Anne Applebaum gripes about how "feminism" cares not about issues that matter to real women. She writes:
By contrast, the women of contemporary Saudi Arabia need a much more fundamental revolution than the one that took place among American women in the 1960s, and it's one we have trouble understanding. Unlike American blacks, American women have not had to grapple with issues as basic as the right to study or vote for a long time. Instead, we have (fortunately) fought for less fundamental rights in recent decades, and our women's groups have of late (unfortunately) had the luxury of focusing on the marginal. The National Council of Women's Organizations' most famous recent campaign was against the Augusta National Golf Club. The Web site of the National Organization for Women (I hate to pick on that group, but it's so easy) has space for issues of "non-sexist car insurance" and "network neutrality," but not the Saudi rape victim or the girl murdered last week in Canada for refusing to wear a hijab.
The reigning feminist ideology doesn't help: The philosopher Christina Hoff Sommers has written, among other things, that some American feminists, self-focused and reluctant to criticize non-Western cultures, have convinced themselves that "sexual terror" in America (a phrase from a real women's studies textbook) is more dangerous than actual terrorism. But the deeper problem is the gradual marginalization of "women's issues" in domestic politics, which has made them subordinate to security issues, or racial issues, in foreign policy as well.
American delegates to international and U.N. women's organizations are mostly identified with arguments about reproductive rights (for or against, depending on the administration), not arguments about the fundamental rights of women in Saudi Arabia or the Muslim world.
Until this changes, it will be hard to mount a campaign, in the manner of the anti-apartheid movement, to enforce sanctions or codes of conduct for people doing business there. What we need as a model, in other words, is not the 1960s feminism we all remember but a globalized version of the 19th-century feminism we've nearly forgotten. Candidates for the role of Elizabeth Cady Stanton, anyone?
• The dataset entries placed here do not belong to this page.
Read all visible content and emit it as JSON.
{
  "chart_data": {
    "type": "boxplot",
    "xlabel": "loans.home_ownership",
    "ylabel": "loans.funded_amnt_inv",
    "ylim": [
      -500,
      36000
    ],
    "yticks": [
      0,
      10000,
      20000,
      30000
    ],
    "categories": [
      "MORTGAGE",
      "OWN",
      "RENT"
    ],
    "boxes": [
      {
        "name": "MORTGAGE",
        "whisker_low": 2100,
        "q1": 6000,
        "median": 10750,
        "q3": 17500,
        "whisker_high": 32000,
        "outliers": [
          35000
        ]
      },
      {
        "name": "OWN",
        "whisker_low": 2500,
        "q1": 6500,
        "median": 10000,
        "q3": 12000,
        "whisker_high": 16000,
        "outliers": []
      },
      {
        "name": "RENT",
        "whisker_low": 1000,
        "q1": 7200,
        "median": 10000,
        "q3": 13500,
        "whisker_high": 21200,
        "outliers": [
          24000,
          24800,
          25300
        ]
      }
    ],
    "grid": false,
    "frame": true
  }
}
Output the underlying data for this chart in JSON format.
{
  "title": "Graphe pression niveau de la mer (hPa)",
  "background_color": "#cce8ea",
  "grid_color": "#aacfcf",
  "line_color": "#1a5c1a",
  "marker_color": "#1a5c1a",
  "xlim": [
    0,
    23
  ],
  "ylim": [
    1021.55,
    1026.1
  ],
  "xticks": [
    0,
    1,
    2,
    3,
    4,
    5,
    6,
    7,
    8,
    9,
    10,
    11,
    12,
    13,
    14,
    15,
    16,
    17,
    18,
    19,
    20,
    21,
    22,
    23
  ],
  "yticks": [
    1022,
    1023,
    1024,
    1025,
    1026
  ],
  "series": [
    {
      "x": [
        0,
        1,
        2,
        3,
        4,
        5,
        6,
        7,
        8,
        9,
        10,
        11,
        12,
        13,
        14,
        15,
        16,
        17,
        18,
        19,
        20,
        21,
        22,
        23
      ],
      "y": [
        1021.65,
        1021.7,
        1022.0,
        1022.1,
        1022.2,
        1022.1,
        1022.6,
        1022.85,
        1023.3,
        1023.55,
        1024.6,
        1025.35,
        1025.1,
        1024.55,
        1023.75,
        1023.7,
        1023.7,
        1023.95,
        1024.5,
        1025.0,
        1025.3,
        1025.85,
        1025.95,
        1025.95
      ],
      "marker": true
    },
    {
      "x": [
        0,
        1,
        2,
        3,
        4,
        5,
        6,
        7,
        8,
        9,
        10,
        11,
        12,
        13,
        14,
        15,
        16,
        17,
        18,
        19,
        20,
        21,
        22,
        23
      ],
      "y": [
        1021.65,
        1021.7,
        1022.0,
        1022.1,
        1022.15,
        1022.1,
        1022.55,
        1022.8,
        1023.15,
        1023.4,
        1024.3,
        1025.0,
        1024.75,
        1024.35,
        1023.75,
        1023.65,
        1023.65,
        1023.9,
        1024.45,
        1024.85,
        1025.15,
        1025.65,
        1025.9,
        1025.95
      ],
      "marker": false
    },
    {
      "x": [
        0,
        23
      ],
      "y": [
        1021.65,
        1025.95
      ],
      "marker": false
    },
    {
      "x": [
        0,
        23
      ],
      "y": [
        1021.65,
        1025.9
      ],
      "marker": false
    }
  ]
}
In the first place, no one ought to be surprised that the National Organization for Women take issue with national issues, as they are are national organization. Pointing out the "small" or "quaint" injustices with which they occupy themselves does not mean their members are not concerned or involved as women of international organizations with the plight of women in Saudi Arabia, or better, Afghanistan. Those, however, are international issues.
At the heart of Applebaum's astoundingly silly analysis, is the view that somehow concern for gender issues in America precludes one from being concerned about them in Canada or elsewhere. Even dumber than that is the idea that one get a total picture of "reigning feminist ideology" from skimming the works of one "feminist" philosopher and clicking to the web pages of two different organizations. Before she makes those claims, she should try a little harder, perhaps use the search function.